Le temps passa, sans qu'elle pût en mesurer l'étendue.


Elle releva la figure.

Une trentaine de scientifiques s'était implantée, de modestes groupes sporadiquement dispersés. Elle ne les avait pas entendus, pourtant la plupart ne se privaient pas de discuter à haute voix. Descendants bruyamment les marches, de nouveaux arrivants se déversaient dans les rangs, toujours plus nombreux.

A sa droite, un peu à l'écart, elle les reconnut. Deux de ses confrères d'autrefois s'étaient attablés à la seconde ligne, et juste derrière eux, trois de leurs camarades avec qui elle avait aussi collaboré. Impertinents, ils formaient un clan excessivement bavard, tapageur ; les deux premiers lui tournaient le dos pour mieux converser avec leurs partenaires. Maria les fusillait discrètement du coin de l'œil : qu'ils n'osent espérer recevoir un seul regard de sa part !

Il manquait curieusement une personne parmi eux, une personne dont l'unique pensée donnait la nausée à Maria. Agressif instinctivement et répugnant à la constatation qu'elle avait retiré le corset une fois ses études terminées, c'était lui, leur Grand ami, qui avait poussé Maria à bout. De l'ensemble des réflexions et des accusations qu'on lui avait adressées en ces lieux, les siennes avaient été les plus violentes et les plus haineuses. Il n'hésitait pas à entraver et anéantir consciencieusement les expériences de Maria aussitôt qu'elle sortait de l'atelier. Eux, continuellement, le soutenaient, et parfois l'imitaient, pareils à des enfants qui singent le petit chef de la bande. Il était exaspérant, insupportable ; elle ne s'était pas abaissée à son jeu ; elle avait claqué la porte. Il était alors resté là, au milieu de son dégoût, à proférer des insultes, comme un chevalier déchu observe, cloué au sol par le poids de son armure, son adversaire victorieux quitter la joute.

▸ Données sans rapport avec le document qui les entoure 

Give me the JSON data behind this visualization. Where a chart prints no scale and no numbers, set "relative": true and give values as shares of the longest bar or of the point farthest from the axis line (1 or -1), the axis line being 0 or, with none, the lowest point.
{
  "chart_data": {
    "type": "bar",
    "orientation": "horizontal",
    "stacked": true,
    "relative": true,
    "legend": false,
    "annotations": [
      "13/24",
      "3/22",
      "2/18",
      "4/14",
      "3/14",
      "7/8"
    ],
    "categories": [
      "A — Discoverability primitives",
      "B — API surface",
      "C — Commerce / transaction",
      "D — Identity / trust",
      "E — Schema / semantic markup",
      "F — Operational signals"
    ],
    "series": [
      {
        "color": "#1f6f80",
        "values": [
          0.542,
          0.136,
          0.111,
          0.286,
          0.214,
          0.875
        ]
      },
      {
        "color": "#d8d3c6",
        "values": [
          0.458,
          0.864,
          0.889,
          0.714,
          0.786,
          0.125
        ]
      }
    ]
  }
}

L'amphithéâtre était désormais suffisamment rempli et, depuis une poignée de minutes, les battants s'abstenaient de pivoter.

Ces gens ne connaissaient nécessairement rien de l'Ignotum : levés trop tôt, ils n'avaient pas encore vu les journaux. Cette idée la rassura un instant. Cependant ils s'étaient déplacés en nombre, c'était relativement étonnant ; peut-être prenaient-ils ce temps sur leurs heures de travail...

Maria se dressa et leur demanda gentiment de lui prêter attention. Lentement et progressivement, le brouhaha diminua. Lorsque le silence engloba pratiquement la salle, elle débuta son monologue.

Dès les premiers mots prononcés, l'immense partie de son angoisse s'évapora : la mécanique était lancée.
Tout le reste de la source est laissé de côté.